Quase metade delas (44%) estava desempregada no momento da prisão. O crime mais recorrente? O tráfico de drogas, responsável por 41% das condenações.
A maioria, envolvida sob coação ou em desespero, subordinada a figuras masculinas tidas como “provedores”. Muitas vezes, são elas quem pagam com a liberdade por um sistema que as empurra para a marginalidade.
Não é preciso ser especialista em criminologia para enxergar essa realidade.
Basta ler a Lei de Execução Penal e observar como ela pouco fala das particularidades femininas.
Esquecem-se de que há pessoas presas que menstruam, engravidam, dão à luz e amamentam.
O livro ´´presos que menstruam´´, de Nana Queiroz, revela com crueza os impactos do cárcere sobre as mulheres e suas crianças. Em um dos relatos, a autora narra a primeira vez que a pequena Cássia saiu do presídio com a avó:
“Dez meses depois, finalmente, a direção do presídio resolveu colaborar para que ela entrasse em contato com os parentes. A pequena Cássia, então, conseguiu sair em seu primeiro passeio com a avó. Conheceu os irmãos, a família, parque e ruas. Ficou fora por uma semana inteira […].

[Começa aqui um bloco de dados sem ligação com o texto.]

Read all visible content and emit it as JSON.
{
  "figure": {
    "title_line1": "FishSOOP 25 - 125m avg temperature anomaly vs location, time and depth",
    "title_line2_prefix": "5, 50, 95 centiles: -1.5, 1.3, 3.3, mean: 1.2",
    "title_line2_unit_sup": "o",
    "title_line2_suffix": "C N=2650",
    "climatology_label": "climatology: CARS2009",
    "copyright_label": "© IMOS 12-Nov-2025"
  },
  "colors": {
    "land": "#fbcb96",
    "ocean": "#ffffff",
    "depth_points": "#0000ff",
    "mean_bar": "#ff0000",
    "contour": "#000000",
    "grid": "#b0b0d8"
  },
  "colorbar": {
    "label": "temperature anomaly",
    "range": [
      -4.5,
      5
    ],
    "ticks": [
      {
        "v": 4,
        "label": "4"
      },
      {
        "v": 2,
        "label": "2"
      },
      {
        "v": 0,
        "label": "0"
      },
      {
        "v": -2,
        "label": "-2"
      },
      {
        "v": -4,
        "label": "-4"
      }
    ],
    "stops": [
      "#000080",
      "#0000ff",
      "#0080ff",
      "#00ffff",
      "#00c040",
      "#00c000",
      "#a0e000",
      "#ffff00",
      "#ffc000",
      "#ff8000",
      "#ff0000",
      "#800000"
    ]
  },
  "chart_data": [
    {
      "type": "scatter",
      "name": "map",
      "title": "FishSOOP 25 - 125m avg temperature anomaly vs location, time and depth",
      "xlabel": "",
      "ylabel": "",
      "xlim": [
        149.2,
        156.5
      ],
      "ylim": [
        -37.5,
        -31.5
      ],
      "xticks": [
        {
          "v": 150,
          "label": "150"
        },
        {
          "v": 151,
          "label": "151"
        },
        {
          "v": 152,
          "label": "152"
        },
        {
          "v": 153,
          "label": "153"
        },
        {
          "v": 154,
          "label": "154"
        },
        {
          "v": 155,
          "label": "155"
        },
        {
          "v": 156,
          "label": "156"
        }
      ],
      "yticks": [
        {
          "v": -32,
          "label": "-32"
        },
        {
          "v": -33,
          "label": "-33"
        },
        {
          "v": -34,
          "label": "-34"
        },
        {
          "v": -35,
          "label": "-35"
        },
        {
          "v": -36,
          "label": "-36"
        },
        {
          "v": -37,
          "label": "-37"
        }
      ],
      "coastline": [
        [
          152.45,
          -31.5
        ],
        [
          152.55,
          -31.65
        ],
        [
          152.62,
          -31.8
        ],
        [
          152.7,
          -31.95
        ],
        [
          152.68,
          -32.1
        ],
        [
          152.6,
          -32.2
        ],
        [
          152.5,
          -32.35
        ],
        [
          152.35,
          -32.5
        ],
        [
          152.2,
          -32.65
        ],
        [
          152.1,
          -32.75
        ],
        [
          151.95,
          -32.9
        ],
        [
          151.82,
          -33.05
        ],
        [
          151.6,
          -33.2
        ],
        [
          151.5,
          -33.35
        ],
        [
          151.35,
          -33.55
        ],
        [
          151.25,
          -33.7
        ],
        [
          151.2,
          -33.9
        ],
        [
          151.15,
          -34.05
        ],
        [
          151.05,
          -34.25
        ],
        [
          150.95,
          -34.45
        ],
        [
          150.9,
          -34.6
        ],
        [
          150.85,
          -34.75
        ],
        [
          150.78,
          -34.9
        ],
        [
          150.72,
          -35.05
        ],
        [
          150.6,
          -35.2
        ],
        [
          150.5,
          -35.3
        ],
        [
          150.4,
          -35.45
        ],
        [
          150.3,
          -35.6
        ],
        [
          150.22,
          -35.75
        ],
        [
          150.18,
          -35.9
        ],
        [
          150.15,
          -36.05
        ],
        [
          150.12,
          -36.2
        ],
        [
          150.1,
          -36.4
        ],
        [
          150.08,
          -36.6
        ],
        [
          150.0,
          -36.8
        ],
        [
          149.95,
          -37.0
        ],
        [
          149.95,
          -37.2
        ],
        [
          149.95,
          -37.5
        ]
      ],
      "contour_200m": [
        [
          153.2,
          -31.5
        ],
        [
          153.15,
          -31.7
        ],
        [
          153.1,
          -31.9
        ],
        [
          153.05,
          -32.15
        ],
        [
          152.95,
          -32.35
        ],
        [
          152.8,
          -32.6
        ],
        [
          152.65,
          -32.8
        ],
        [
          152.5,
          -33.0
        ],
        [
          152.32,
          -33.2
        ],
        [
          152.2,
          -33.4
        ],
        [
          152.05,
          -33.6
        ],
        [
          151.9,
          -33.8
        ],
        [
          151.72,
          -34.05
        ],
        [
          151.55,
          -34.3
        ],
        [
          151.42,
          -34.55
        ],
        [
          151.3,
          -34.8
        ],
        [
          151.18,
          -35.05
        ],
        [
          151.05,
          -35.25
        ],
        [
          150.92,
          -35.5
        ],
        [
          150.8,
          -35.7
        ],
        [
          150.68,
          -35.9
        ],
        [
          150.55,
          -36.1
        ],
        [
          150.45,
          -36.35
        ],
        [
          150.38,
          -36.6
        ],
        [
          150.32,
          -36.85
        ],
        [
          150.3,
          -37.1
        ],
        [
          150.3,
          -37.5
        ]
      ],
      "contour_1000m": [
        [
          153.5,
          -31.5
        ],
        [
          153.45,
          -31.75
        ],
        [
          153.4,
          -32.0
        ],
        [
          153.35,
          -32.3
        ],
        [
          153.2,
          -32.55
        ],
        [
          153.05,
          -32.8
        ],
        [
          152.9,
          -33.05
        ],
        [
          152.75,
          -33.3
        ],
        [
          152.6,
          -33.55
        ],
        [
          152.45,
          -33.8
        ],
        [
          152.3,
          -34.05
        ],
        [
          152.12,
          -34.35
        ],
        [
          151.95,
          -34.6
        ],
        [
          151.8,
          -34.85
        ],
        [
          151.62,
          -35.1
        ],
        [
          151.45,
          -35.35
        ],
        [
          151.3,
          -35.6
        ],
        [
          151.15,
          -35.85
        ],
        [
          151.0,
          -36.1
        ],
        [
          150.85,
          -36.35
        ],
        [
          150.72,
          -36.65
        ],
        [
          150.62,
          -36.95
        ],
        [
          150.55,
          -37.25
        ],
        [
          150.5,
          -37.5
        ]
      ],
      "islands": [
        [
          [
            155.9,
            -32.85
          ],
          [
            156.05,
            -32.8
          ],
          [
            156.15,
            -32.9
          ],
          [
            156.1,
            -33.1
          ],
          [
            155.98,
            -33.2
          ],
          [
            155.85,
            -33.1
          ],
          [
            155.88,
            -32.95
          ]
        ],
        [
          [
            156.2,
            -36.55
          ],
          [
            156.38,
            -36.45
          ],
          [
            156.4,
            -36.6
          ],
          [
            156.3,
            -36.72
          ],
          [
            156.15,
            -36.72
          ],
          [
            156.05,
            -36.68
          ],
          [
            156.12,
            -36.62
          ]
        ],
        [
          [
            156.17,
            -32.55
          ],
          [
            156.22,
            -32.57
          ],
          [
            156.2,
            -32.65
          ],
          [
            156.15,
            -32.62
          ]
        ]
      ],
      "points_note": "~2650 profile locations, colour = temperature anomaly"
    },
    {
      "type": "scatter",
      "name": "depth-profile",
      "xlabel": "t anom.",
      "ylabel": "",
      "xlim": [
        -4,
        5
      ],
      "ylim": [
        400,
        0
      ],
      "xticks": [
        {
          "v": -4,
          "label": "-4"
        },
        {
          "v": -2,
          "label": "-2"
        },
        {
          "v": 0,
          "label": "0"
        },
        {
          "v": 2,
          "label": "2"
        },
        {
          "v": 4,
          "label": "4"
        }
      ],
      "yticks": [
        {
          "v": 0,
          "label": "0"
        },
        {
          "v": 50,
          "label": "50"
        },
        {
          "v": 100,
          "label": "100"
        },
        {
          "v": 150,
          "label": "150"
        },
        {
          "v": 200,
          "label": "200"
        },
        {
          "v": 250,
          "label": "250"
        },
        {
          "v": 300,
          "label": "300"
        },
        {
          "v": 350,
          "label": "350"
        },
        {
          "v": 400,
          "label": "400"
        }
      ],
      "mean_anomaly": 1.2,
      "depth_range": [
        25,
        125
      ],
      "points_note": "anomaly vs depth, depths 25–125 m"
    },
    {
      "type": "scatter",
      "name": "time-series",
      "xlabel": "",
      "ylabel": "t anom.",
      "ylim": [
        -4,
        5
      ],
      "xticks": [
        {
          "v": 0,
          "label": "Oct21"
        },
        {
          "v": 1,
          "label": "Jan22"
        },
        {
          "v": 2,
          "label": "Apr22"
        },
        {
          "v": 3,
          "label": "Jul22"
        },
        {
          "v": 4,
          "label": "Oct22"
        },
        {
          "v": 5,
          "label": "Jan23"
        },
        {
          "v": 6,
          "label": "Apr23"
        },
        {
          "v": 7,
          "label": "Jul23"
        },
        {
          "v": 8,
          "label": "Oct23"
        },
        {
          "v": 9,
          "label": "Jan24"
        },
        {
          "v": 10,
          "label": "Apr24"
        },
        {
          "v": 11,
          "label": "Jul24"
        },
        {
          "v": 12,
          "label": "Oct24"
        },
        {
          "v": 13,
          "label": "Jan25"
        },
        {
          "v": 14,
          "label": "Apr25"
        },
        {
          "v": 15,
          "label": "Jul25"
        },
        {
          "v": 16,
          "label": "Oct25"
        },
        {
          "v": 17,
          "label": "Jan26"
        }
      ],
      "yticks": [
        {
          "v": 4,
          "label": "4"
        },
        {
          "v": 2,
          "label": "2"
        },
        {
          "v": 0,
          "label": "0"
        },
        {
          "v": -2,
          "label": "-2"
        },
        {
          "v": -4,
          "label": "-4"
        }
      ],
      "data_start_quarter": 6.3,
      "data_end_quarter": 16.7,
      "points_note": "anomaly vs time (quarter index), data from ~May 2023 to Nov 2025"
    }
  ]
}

A mãe, que não se aguentava mais de saudade, ficou boquiaberta com a filha que recebeu de volta. Agora, Cássia pede colo para as outras presas e carcereiras, aprendeu a bater palminha e sorri de maneira gratuita e espontânea. Aquela criança tímida e rígida estava socializada.”
A luta pelo reconhecimento dos direitos dessas mulheres e crianças levou o Supremo Tribunal Federal a julgar o Habeas Corpus nº 143.641/SP. A decisão garantiu a substituição da prisão preventiva por prisão domiciliar para gestantes, puérperas e mães de crianças de até 12 anos sob sua responsabilidade, salvo em casos de crimes cometidos com violência ou grave ameaça. Posteriormente, esse entendimento foi incorporado à legislação, reafirmando o direito de a criança conviver com a mãe em ambiente minimamente adequado.
Essas medidas seguem o que o próprio STF reconheceu na Arguição de Descumprimento de Preceito Fundamental (ADPF) nº 347: o sistema prisional brasileiro vive um “estado de coisas inconstitucional” que viola sistematicamente os direitos fundamentais das pessoas presas, em especial das mulheres.
Em seu voto, o ministro Ricardo Lewandowski destacou a dramática realidade das gestantes e puérperas encarceradas, privadas de cuidados essenciais à sua saúde e à de seus filhos, durante os períodos mais delicados da maternidade.
A legislação avança, mas na prática, faltam estrutura, sensibilidade e vontade política para sua efetivação. A invisibilidade continua.
Ainda não há políticas públicas suficientes que levem em consideração as necessidades específicas da mulher encarcerada.
Neste dia das mães, é urgente lembrar daquelas que o olhar social insiste em apagar.
Apesar de invisibilizadas, também são mães- com corpos que gestaram, braços que acolhem à distância e corações que sangram em silêncio.
Têm filhos que sentem saudade, que crescem com ausências e memórias fragmentadas.
Têm amor, dor e história.
É preciso enxergá-las com a mesma empatia reservada às mães celebradas nas redes sociais. Porque ser mãe, no cárcere ou em liberdade, ainda é carregar o peso do mundo – e merecer ser vista.